La Violence Potentielle aux États-Unis : Un Diagnostic Alarmant
Selon une étude récente de l’Université du Michigan, plus de 19 millions d’adultes américains ont envisagé de tirer sur une autre personne au cours de leur vie. Près de 9 millions de ces adultes confirment avoir eu ces pensées dans l’année passée, mettant en lumière l’ampleur de la violence potentielle liée aux armes à feu aux États-Unis.
Des Résultats Étonnants et Alarmants
Publiée dans la revue JAMA Network Open, cette recherche est fondée sur l’Enquête Nationale sur les Armes à Feu, l’Alcool, le Cannabis et le Suicidé. Elle a impliqué plus de 7 000 adultes. Fait surprenant, la plupart des personnes ayant envisagé la violence armée ne sont pas des propriétaires d’armes.
Comportements à Risque
Bien que la majorité de ceux qui pensent à tirer n’agissent pas, le rapport révèle des comportements qui augmentent le risque de passage à l’acte. Environ 8 % des répondants ayant eu de telles pensées ont avoué avoir transporté une arme dans un but précis. En outre, 21 % de ceux qui ne possédaient pas d’arme envisageaient d’en acheter une pour mettre leurs plans à exécution.

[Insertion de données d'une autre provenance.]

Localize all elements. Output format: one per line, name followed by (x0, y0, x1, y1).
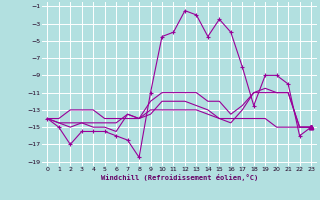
X-axis label: Windchill (Refroidissement éolien,°C): Windchill (Refroidissement éolien,°C) (100, 174, 258, 181)
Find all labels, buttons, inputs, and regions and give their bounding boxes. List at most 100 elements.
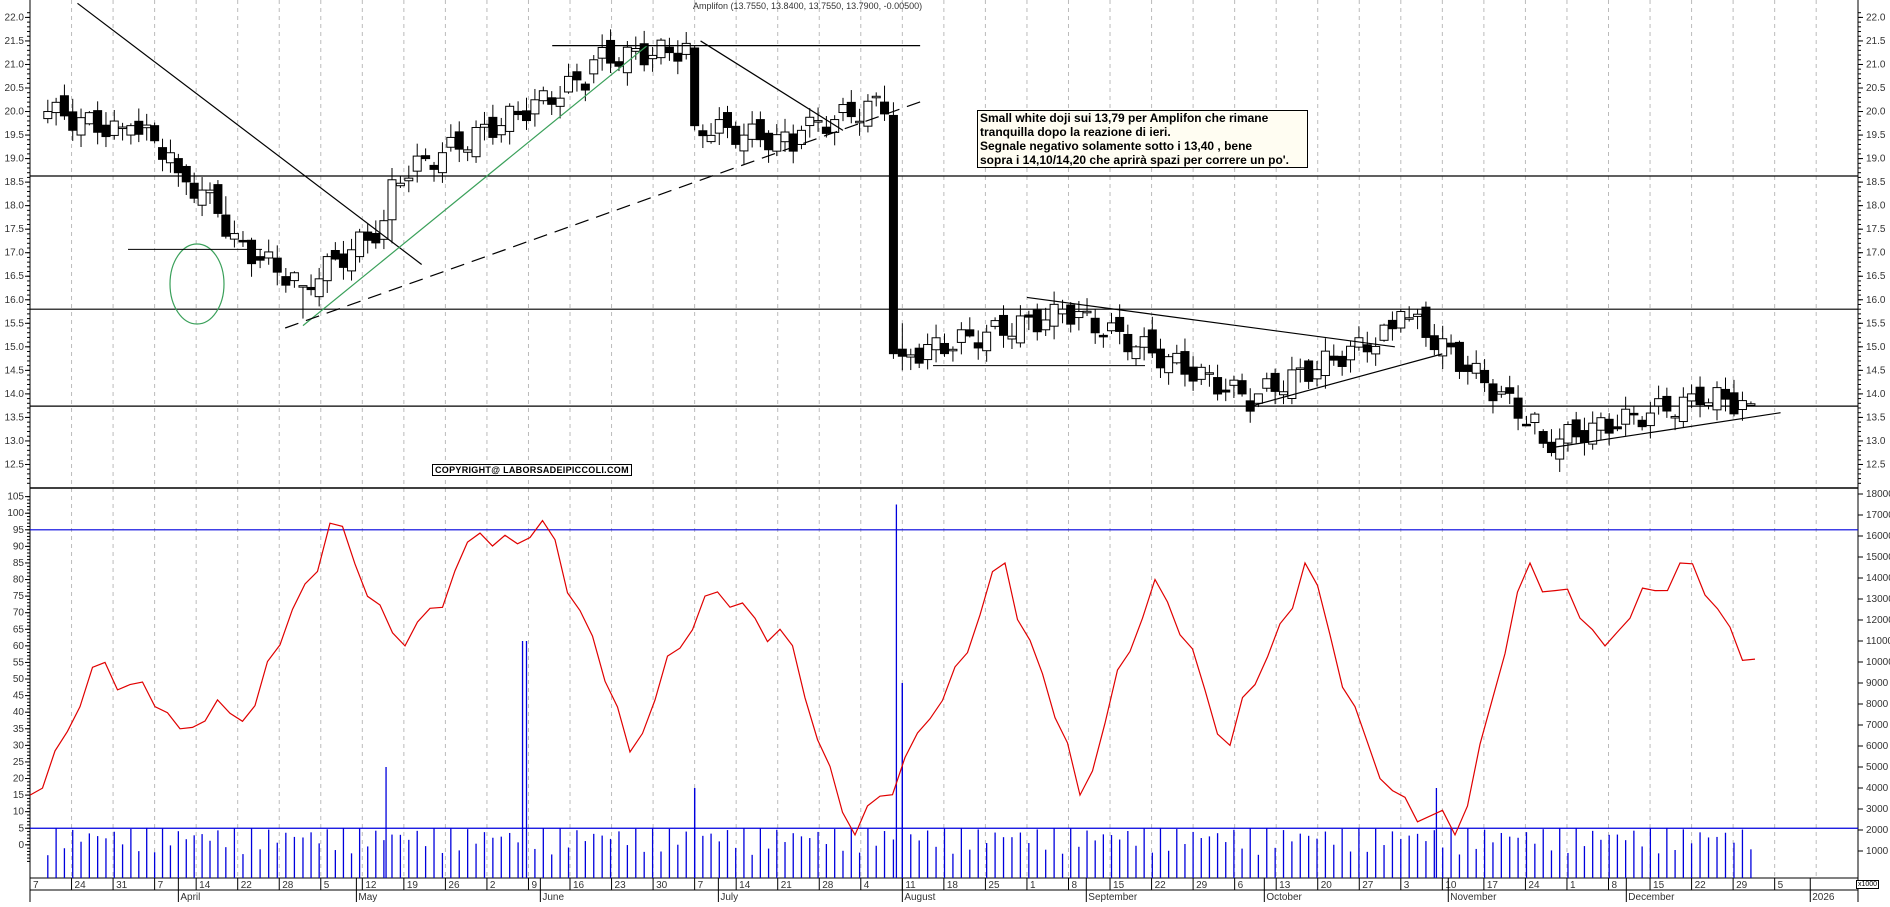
date-tick: 16 (573, 880, 585, 891)
date-tick: 6 (1238, 880, 1244, 891)
oscillator-tick: 85 (13, 558, 25, 569)
date-tick: 21 (781, 880, 793, 891)
price-tick-left: 12.5 (5, 459, 25, 470)
oscillator-tick: 45 (13, 691, 25, 702)
copyright-label: COPYRIGHT@ LABORSADEIPICCOLI.COM (432, 464, 632, 476)
price-tick-left: 20.5 (5, 83, 25, 94)
month-label: September (1088, 892, 1138, 902)
oscillator-tick: 55 (13, 657, 25, 668)
volume-tick: 3000 (1866, 804, 1889, 815)
date-tick: 19 (407, 880, 419, 891)
price-tick-left: 18.0 (5, 201, 25, 212)
price-tick-right: 19.0 (1866, 154, 1886, 165)
price-tick-right: 13.5 (1866, 412, 1886, 423)
price-tick-left: 15.0 (5, 342, 25, 353)
date-tick: 24 (1528, 880, 1540, 891)
month-label: November (1450, 892, 1497, 902)
date-tick: 8 (1071, 880, 1077, 891)
analysis-comment-box: Small white doji sui 13,79 per Amplifon … (977, 110, 1308, 168)
date-tick: 15 (1113, 880, 1125, 891)
price-tick-left: 15.5 (5, 318, 25, 329)
volume-tick: 1000 (1866, 846, 1889, 857)
price-tick-right: 21.0 (1866, 59, 1886, 70)
date-tick: 30 (656, 880, 668, 891)
volume-tick: 10000 (1866, 657, 1890, 668)
month-label: August (904, 892, 935, 902)
trendline (700, 40, 844, 131)
price-tick-right: 12.5 (1866, 459, 1886, 470)
candlesticks (43, 29, 1756, 472)
oscillator-tick: 75 (13, 591, 25, 602)
date-tick: 29 (1196, 880, 1208, 891)
price-tick-left: 16.0 (5, 295, 25, 306)
price-tick-left: 21.0 (5, 59, 25, 70)
oscillator-line (29, 519, 1756, 837)
date-tick: 8 (1612, 880, 1618, 891)
price-tick-right: 15.0 (1866, 342, 1886, 353)
date-tick: 4 (864, 880, 870, 891)
price-tick-left: 13.5 (5, 412, 25, 423)
date-tick: 3 (1404, 880, 1410, 891)
oscillator-tick: 20 (13, 774, 25, 785)
oscillator-tick: 10 (13, 807, 25, 818)
volume-tick: 7000 (1866, 720, 1889, 731)
chart-title: Amplifon (13.7550, 13.8400, 13.7550, 13.… (693, 1, 922, 11)
price-tick-left: 17.5 (5, 224, 25, 235)
volume-tick: 18000 (1866, 489, 1890, 500)
date-tick: 27 (1362, 880, 1374, 891)
oscillator-tick: 40 (13, 707, 25, 718)
date-tick: 14 (199, 880, 211, 891)
date-tick: 7 (698, 880, 704, 891)
oscillator-tick: 100 (7, 508, 24, 519)
date-tick: 23 (615, 880, 627, 891)
volume-tick: 17000 (1866, 510, 1890, 521)
price-tick-right: 18.0 (1866, 201, 1886, 212)
price-tick-left: 19.5 (5, 130, 25, 141)
highlight-ellipse (169, 243, 225, 325)
volume-tick: 16000 (1866, 531, 1890, 542)
oscillator-tick: 50 (13, 674, 25, 685)
price-tick-right: 14.0 (1866, 389, 1886, 400)
date-tick: 5 (324, 880, 330, 891)
oscillator-tick: 30 (13, 740, 25, 751)
price-tick-right: 19.5 (1866, 130, 1886, 141)
oscillator-tick: 5 (18, 823, 24, 834)
price-tick-left: 14.5 (5, 365, 25, 376)
volume-tick: 12000 (1866, 615, 1890, 626)
price-tick-left: 22.0 (5, 12, 25, 23)
date-tick: 7 (33, 880, 39, 891)
date-tick: 14 (739, 880, 751, 891)
month-label: April (180, 892, 200, 902)
price-tick-right: 14.5 (1866, 365, 1886, 376)
date-tick: 22 (1155, 880, 1167, 891)
date-tick: 13 (1279, 880, 1291, 891)
price-tick-left: 16.5 (5, 271, 25, 282)
date-tick: 31 (116, 880, 128, 891)
volume-bars (47, 504, 1752, 878)
oscillator-tick: 90 (13, 541, 25, 552)
volume-tick: 13000 (1866, 594, 1890, 605)
date-tick: 11 (905, 880, 916, 891)
oscillator-tick: 80 (13, 575, 25, 586)
date-tick: 26 (448, 880, 460, 891)
price-tick-right: 21.5 (1866, 36, 1886, 47)
oscillator-tick: 35 (13, 724, 25, 735)
trendline (302, 45, 648, 327)
date-tick: 10 (1445, 880, 1457, 891)
date-tick: 17 (1487, 880, 1499, 891)
date-tick: 24 (75, 880, 87, 891)
price-tick-right: 20.0 (1866, 107, 1886, 118)
oscillator-tick: 70 (13, 608, 25, 619)
price-tick-left: 18.5 (5, 177, 25, 188)
volume-tick: 2000 (1866, 825, 1889, 836)
price-tick-left: 19.0 (5, 154, 25, 165)
oscillator-tick: 95 (13, 525, 25, 536)
price-tick-left: 20.0 (5, 107, 25, 118)
date-tick: 22 (1695, 880, 1707, 891)
oscillator-tick: 65 (13, 624, 25, 635)
date-tick: 1 (1030, 880, 1036, 891)
trendline (1549, 412, 1781, 449)
date-tick: 22 (241, 880, 253, 891)
date-tick: 28 (822, 880, 834, 891)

Brian Hicks, psychologue et professeur à l’Université de Miami, souligne que même si la majorité des gens ne passe pas à l’acte, un petit pourcentage qui le fait peut entraîner des dizaines de milliers de lésions causées par des armes à feu chaque année.
Profil Démographique des Pensées Violentes
Les recherches identifient également des patterns démographiques significatifs. Les hommes, en particulier les jeunes adultes afro-américains, vivent souvent dans des zones urbaines ou dans le Midwest avec des revenus familiaux en dessous de 50 000 dollars (environ 44 000 euros) par an. Selon Hicks, les afro-américains sont six fois plus susceptibles d’être victimes d’homicides que les blancs américains, ce qui révèle des contextes sociaux et des violences structurelles.
Les Objectifs des Pensées Violentes
Interrogés sur les potentiels objectifs, 51 % des répondants évoquaient un ennemi, 25 % un inconnu, et 14 % un fonctionnaire ou employé du gouvernement. Cette diversité souligne la complexité des situations provoquant des pensées violentes.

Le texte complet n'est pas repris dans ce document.